Ia menghela nafas berat "Maafkan aku Carissa. Aku tau, butuh perjuangan yang kuat dan pertahanan yang kokoh untuk kau bisa datang kemari"
"Kau sahabat terbaik yang paling aku sayangi. Kau datang di pernikahanku, itu sudah lebih dari cukup Carissa. Kau wanita yang kuat" ucapannya benar-benar membuat dinding pertahanan yang kubangun runtuh seketika...
***
Aku menatap langit-langit kamarku yang berwana baby pink itu. Kosong. Berbagai pikiran berkecamuk dalam otakku. Aku lelah dengan semua ini. Ini bukan film. Terlalu konyol bila kisah hidupku ini berakhir dengan happy-ending seperti di film-film. Kau bukan seorang putri Carissa!
Kisah masa lalu itu terlalu indah untuk dikenang. Juga terlalu sulit untuk dilupakan. Kisah manis itu. 3 tahun yang lalu, mengukir cinta dihatiku. Menorehkan luka kini. Aku harus bangkit. Aku tidak mau terus-terusan terpuruk dalam kesedihan. Aku tidak mau menjadi gadis payah dan tolol hanya karena stuck di satu nama. Heffin. Aku harus kuat. Carissa pasti bisa. Heffin saja bisa, mengapa aku tidak bisa seperti dia?
Find the new one.. Iya, aku pasti bisa...
***
Aku melirik jam ditanganku. Jam tujuh kurang lima. Sial, aku pasti terlambat. Aku sudah besar, tapi kenapa setiap ada janji aku tidak dapat datang tepat waktu?
"tujuh lebih sepuluh menit. Kau terlambat" ujarnya dingin.
Nafasku tersengal-sengal "Aku tau. Maaf. Kau mau memaafkanku?"
"Satu syarat, kau harus mau menemaniku pergi kemanapun aku mau. Deal?" putusnya
"Oke, baiklah" kataku menyetujui. Tiba-tiba ia menggandeng tanganku dan menarikku hingga setengah berlari. "Hei.. hei.. mau kemana kita? Tunggu!" teriakku mensejajarkan langkahku dengannya.

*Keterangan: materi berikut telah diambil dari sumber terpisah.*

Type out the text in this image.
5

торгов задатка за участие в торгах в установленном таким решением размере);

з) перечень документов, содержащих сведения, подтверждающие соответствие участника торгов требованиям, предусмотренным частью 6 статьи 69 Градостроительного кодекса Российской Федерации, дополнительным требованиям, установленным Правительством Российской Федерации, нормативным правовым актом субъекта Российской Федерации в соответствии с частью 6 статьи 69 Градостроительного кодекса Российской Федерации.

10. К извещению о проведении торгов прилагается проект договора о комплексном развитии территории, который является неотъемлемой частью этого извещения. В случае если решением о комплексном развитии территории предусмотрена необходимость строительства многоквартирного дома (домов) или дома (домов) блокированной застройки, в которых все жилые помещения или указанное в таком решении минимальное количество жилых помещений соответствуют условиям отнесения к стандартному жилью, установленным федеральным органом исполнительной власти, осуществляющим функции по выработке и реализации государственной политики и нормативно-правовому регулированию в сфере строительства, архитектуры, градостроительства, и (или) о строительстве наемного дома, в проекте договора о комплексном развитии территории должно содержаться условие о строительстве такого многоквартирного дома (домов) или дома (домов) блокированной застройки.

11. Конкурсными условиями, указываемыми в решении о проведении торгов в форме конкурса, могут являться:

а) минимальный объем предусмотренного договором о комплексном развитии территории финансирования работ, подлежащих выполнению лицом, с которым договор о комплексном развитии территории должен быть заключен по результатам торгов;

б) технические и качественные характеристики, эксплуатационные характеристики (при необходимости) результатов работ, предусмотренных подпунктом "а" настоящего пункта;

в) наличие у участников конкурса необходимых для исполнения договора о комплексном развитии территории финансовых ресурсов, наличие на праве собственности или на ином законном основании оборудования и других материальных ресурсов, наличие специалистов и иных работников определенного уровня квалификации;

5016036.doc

"Sudah jangan banyak bicara. Ikuti aku saja." aku hanya bisa menurut.
*
"Alun-alun kidul?" tanyaku begitu sampai disana
"Yap! Kau belum capek?"
"Belum. Tidak terlalu" jawabku. Lalu ia mendatangi tempat penyewaan kendaraan yang berbentuk seperti odong-odong. Kendaraan itu dihiasi oleh lampu-lampu warna-warni dan bertenaga manusia.
Andru terlihat sibuk berbicara dengan bapak-bapak tua yang menjaga kendaraan-kendaraan itu. Entah apa yang mereka bicarakan. Lalu Andru mengeluarkan beberapa lembar uang dari dompetnya dan memberikannya pada bapak itu. Setelah itu Andru menghampiriku.
"Ayo kita naik itu!" ujarnya tiba-tiba menarik tanganku untuk naik kedalam kendaraan lucu ini.
Aku terkikik geli "Haha apaan sih kamu kayak anak kecil aja"
"Ayo kita keliling alun-alun!" putusnya lalu tersenyum memamerkan derertan giginya yang rapi. Aku hanya bisa tersenyum sambil geleng-geleng kepala melihatnya.
Ia mengayuh dengan semangat. Aku melihat ke sekeliling. Yogyakarta terlihat indah sekali malam hari. Sudah lama aku tidak merasakan sebebas ini. Aku tersenyum kecil mengingat masa kecilku. Aku suka sekali bermain disini, bersama... Heffin.. Ah nama itu lagi. Lalu pandanganku teralih pada laki-laki beraroma maskulin disampingku ini. Aku meliriknya. Ia terlihat sangat.. tampan. Hidung bangirnya, bibir kemerahan yang tipis, rambutnya yang sedikit ikal..
"Ada apa?" tanya Andru yang sadar sedari tadi kuperhatikan
"Tidak apa-apa. Hanya saja, kau terlihat semangat sekali" aku tertawa kecil
"Harus dong! Biar kamu semangat juga" jawabnya lalu tersenyum tulus. Itu tadi putaran yang terakhir. Aku dan Andru kembali ketempat peminjaman tadi. Aku hanya bisa berdiri memeluk lenganku. Udara malam yang dingin menusuk-nusuk tulangku.
"Kau kedinginan?" tanyanya. Aku hanya bisa menatapnya sambil terus menggosok-gosok telapak tangan. Aku tidak berharap diberi jaket olehnya. Aku tau ini bukanlah film ataupun novel kebanyakan. Ia juga tidak sedang memakai jaket. Hanya kaos biasa.
"Aku tau.. Ayo ikut aku" timpalnya kemudian.
Aku tak tau akan dibawa kemana lagi. Ia tersenyum penuh arti. Lalu menggenggam tanganku dan menarikku lembut. Tanganku yang dingin bersentuhan dengan tangannya yang hangat. Lagi-lagi, aku hanya bisa menurut.